Entretanto, mesmo diante desta janela de oportunidades, o governo de transição optou por não revogar o teto de gastos em sua minuta e manteve suspensos os pisos de saúde e educação. Como veremos mais adiante, a retomada destes pisos nunca foi a intenção do governo.

Apesar das evidências, naquele momento, foi fácil para a equipe de transição defender uma proposta tão recuada argumentando que não existia uma correlação de forças no Congresso favorável a mudanças mais significativas e que os críticos eram alheios à realidade.

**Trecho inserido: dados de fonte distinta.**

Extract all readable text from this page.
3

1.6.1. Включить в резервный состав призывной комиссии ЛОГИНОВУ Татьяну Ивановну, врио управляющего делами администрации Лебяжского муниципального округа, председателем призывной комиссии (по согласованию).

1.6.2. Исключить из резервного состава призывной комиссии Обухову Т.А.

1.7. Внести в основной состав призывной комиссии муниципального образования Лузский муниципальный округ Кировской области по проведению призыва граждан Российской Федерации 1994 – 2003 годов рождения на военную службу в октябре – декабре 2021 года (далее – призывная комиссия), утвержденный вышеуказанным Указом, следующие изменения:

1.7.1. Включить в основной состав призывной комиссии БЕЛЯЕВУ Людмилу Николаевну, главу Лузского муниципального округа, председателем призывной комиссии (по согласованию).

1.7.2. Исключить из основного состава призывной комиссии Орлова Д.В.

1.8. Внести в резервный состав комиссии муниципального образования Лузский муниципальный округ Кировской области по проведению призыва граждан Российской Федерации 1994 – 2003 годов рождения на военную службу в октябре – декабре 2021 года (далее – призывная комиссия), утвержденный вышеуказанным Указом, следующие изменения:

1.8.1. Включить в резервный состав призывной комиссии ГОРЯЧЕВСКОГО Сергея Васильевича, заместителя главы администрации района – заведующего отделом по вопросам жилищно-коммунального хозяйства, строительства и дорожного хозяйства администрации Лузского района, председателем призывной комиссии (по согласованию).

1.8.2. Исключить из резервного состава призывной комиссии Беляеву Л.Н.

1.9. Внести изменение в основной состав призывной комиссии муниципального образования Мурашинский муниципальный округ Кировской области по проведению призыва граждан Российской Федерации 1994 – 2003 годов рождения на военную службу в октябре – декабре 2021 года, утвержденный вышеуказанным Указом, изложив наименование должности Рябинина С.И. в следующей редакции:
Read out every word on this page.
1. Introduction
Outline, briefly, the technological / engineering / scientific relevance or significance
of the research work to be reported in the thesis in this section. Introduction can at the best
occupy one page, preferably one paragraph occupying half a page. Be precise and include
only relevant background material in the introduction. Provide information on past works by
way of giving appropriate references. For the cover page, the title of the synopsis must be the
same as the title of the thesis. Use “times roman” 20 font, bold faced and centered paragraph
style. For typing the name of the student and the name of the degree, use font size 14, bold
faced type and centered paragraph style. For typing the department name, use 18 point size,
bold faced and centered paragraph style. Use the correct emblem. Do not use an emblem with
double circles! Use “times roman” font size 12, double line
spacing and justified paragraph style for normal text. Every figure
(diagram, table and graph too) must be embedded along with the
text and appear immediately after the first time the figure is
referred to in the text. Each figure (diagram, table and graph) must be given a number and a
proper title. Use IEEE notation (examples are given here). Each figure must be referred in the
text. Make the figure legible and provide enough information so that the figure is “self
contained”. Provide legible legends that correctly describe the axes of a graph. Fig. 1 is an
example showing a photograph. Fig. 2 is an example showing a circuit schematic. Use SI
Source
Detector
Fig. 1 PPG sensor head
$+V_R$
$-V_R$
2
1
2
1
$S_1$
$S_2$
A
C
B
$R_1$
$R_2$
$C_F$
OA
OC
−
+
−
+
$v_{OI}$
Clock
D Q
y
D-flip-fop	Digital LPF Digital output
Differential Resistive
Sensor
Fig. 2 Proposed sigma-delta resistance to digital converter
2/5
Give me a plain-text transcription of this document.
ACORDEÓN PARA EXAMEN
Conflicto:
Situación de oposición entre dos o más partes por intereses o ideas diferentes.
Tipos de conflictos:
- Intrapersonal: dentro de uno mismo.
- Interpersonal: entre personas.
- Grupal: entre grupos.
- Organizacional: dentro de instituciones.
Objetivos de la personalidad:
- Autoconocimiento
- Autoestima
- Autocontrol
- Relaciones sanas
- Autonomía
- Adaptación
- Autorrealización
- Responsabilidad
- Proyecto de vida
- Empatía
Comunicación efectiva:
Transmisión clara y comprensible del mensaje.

A alegação de falta de correlação de forças para a retomada dos pisos e a revogação do teto de gastos logo foi desmascarada. O relatório do Senador Alexandre Silveira (PSD-MG), na Comissão de Constituição e Justiça (CCJ), determinou um prazo para que o novo governo apresentasse uma proposta para substituir definitivamente o teto de gastos através de uma lei complementar, além de garantir os recursos necessários para 2023.

Na justificativa do relatório da CCJ, em linha com o debate internacional, havia a defesa explicita de uma abordagem keynesiana para a expansão dos gastos sociais e investimentos públicos, com citação à chamada Teoria Monetária Moderna. Tal defesa do keynesianismo no Senado Federal incomodou o mercado e, especialmente, ao Ministro Haddad.

Haddad atuou no Congresso para remover essa menção keynesiana do parecer final. Entretanto, ao que tudo indica, não conseguiu a necessária correlação de forças no Congresso para avançar o que parecia ser seu projeto essencial: a manutenção do congelamento dos pisos da saúde e educação2.

A PEC foi promulgada como Emenda Constitucional 126 e, apesar da intenção da minuta apresentada pelo governo de transição, houve dois importantes avanços: o retorno dos pisos da saúde e da educação e a oportunidade (agora perdida) de substituir a lógica do teto de gastos por outra política fiscal via projeto de lei complementar.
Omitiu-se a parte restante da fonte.